Circa un mese fa ho stretto la mano a Vinicio Capossela. E' successo per le strade di un paesino chiamato Barolo, vicino ad un enorme ed inguardabile gonfiabile dell'Estathé. Era l'una e trentacinque circa: ho sempre creduto alle coincidenze, io. Era inoltre la fine di una giornata lunghissima, piena di musica, incontri, conferenze, birra, amici, scoperte, caldazza e salsiccia di Bra. Quella da mangiare cruda. Ed era anche la ventesima volta che lo vedevo da vicino, la prima però in cui ho spiaccicato con lui due parole, assolutamente superflue. Una parte di me avrebbe voluto prolungare quel momento all'infinito, non lavare quella mano per settimane, fare la foto da mettere su feisbuc. E' la parte di me che non capisce un cazzo di come vanno le cose nella vita: sarà capitato anche a voi di incontrarla fra le vostre carabattole. Se così non fosse così siete fortunati, non siete abitati dalla vostra versione imbecille.
A me quell'incontro però ha fatto capire diverse cose sull'artista in questione, dopo migliaia di ascolti (impietosamente certificati dal mio profilo lastfm), innumerevoli concerti (anche all'estero, lo ammetto), letture sparse di articoli, interviste e recensioni più o meno autorevoli, laddove per autorevoli intendo quelle debaseriote, ovviamente. Mi capita spesso di trovarmi nella non facile posizione di dover motivare il mio amore per questo o quel gruppo, artista, cantautore, scrittore, saltimbanco, attore, regista, ecc. Sarà capitato anche a voi nei vostri discorsi fra amici, parenti e conoscenti. Se così non fosse siete fortunati, talvolta è dura sentirsi in dovere di giustificare qualcosa, per quanto scaturisca da un amore o da una passione genuina. E' così è successo : diverse volte ho espresso con entusiasmo e vari gradi di credibilità i miei sentimenti per il menestrello nato ad Hannover, ad oggi meno maledetto e alcolizzato rispetto a tempi non troppi lontani. Si affaccia spesso alla mia mente, sudato, spossato ed entusiasta alla fine di un concerto, lucido ed emozionato, mentre la sua voce profonda scherza col pubblico e con il sottofondo del suo pianoforte. Non lo ha fatto a Barolo, stretto com'era nella misera ora a sua disposizione, durante la quale ha dispensato musica con la sua consueta maestria.

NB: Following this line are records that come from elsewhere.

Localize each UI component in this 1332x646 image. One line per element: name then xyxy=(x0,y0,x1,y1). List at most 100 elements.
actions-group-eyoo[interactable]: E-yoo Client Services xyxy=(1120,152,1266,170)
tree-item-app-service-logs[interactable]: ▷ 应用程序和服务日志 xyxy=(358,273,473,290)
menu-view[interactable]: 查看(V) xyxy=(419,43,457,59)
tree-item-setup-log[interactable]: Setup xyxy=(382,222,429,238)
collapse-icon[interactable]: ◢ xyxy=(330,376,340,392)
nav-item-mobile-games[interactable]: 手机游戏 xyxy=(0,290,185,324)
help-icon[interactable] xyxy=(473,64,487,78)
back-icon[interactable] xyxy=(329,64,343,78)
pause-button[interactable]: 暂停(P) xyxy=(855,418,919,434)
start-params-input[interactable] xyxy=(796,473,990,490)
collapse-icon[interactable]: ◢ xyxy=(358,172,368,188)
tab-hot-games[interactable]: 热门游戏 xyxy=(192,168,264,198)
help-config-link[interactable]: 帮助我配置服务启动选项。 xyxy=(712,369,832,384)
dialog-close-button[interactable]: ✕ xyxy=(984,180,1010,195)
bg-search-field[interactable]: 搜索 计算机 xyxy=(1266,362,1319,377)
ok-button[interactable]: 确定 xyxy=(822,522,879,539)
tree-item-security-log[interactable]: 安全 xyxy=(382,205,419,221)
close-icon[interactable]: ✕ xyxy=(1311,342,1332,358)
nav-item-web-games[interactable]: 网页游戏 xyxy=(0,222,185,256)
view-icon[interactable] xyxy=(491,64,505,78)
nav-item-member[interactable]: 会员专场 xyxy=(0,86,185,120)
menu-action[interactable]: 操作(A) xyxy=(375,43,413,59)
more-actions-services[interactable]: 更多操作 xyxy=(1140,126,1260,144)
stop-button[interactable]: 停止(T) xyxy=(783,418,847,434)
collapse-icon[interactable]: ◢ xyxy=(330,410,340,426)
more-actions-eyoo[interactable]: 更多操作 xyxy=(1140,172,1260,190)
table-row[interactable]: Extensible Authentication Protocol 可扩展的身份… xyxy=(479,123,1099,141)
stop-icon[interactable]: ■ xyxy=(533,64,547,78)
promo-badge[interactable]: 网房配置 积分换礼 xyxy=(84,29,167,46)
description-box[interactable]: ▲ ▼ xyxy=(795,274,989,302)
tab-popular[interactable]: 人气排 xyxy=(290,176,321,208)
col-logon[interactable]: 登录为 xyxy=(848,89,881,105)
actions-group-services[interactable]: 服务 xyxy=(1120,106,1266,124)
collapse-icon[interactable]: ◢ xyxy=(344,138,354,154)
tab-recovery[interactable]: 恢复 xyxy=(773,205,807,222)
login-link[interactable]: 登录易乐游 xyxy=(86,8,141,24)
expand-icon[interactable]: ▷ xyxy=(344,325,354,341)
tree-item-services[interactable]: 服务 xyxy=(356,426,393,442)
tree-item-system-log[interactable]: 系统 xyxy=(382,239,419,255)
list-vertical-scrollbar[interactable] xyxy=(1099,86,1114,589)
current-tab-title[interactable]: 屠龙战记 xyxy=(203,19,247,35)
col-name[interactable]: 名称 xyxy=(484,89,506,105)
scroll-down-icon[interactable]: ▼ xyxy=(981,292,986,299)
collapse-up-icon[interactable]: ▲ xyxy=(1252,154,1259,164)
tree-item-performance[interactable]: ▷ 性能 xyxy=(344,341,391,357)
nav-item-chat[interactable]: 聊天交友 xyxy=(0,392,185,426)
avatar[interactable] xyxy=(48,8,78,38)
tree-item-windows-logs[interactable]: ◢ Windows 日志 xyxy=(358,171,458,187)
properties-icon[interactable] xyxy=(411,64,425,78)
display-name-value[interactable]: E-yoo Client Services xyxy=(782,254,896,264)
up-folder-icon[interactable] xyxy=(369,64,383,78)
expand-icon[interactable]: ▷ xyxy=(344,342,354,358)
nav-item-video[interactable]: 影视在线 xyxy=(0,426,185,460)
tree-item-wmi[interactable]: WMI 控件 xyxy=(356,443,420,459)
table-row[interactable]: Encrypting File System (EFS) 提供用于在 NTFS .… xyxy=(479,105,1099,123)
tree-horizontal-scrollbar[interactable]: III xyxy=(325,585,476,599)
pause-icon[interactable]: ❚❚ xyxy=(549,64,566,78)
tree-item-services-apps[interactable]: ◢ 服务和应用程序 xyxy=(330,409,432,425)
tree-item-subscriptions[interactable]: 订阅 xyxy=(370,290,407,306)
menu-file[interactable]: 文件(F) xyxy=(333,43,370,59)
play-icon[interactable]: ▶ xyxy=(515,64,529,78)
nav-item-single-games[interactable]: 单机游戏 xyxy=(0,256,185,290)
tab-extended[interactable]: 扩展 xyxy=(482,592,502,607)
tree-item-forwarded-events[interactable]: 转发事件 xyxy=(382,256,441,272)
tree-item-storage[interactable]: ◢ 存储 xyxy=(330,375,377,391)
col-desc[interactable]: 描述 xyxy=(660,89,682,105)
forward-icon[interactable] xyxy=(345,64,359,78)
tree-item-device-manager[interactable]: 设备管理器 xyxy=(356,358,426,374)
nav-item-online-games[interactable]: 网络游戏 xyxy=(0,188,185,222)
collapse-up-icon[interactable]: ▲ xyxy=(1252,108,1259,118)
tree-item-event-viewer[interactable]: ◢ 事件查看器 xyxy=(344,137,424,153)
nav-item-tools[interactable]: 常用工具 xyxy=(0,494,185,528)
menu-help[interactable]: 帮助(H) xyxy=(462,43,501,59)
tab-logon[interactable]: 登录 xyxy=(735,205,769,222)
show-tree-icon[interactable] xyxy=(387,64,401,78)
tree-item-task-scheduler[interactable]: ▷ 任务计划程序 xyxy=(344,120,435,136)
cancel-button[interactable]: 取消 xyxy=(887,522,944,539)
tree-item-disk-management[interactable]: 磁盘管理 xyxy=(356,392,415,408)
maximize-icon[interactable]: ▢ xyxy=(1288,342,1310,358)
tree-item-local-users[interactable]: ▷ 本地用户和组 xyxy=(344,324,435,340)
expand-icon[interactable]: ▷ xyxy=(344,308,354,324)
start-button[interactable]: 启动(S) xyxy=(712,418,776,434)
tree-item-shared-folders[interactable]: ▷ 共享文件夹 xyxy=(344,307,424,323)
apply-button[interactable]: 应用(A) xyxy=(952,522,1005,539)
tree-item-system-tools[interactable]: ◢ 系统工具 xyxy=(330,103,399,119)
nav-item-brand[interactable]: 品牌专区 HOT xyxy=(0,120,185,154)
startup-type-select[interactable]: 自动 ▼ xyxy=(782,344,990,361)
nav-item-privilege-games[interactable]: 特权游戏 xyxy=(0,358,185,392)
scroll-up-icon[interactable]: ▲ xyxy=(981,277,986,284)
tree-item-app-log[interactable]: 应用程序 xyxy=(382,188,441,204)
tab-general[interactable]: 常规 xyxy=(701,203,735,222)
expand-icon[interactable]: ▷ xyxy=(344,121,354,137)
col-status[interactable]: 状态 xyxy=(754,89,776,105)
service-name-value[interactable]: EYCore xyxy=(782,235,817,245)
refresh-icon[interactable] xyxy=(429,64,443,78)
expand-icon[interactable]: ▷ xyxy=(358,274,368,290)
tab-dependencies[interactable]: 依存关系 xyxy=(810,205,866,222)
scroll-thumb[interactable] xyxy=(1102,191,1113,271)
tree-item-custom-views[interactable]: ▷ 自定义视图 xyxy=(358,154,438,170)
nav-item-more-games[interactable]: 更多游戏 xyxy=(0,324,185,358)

“Ballate” è il nome del tour che iniziava proprio quel giorno, iniziato subito a ridosso di quello dedicato alla sua ultima epica fatica “Marinai, profeti e balene”. E' stata un'esibizione del tutto inadatta all'uditorio di una piazza gremita fino all'inverosimile, distratta dal caldo e dalla suggestiva atmosfera di un paesino delle Langhe al crepuscolo imminente, dai fiumi di vino versati e scolati sin dal mattino e dall'attesa per il concerto di Patti Smith. Vinicio era accompagnato in parte dai suoi soliti compagni di viaggio, in parte da un manipolo di virtuosi strumentisti greci, reclutati per accompagnare il suo nuovo tour ispirato al rebetiko. Ha così alternato pezzi celebri ed attesi ad alcuni canti popolari da lui rivisitati e reinterpretati in un mix di grande impatto, ma certamente troppo sofisticato per un pubblico che per lo più avrebbe gradito muoversi freneticamente sulle note del Ballo di San Vito o del Marajà. Ma tant'è.
Oggi Vinicio è tutto questo, che piaccia o no. Concept album criptici e concerti snob per i detrattori. Capolavori di creatività e gioielli dal vivo per chi come me ne è ogni volta inebriato. E non importa se non si conosce così bene Tom Waits, Leonard Cohen, Joseph Conrad e la mitologia greca per poter correttamente fare l'esegesi dei contenuti musicali e testuali delle sue canzoni. L'opera di Vinicio va oltre tutto questo ed è alla portata di tutti: intellettuali, alcolisti, musicisti, avanzi di balera, patiti del cantautorato italiano ed i frequentatori di Giancarlo fino alle 7 di mattina. Incontrare Vinicio, in qualsivoglia maniera, è comunque e sempre un privilegio.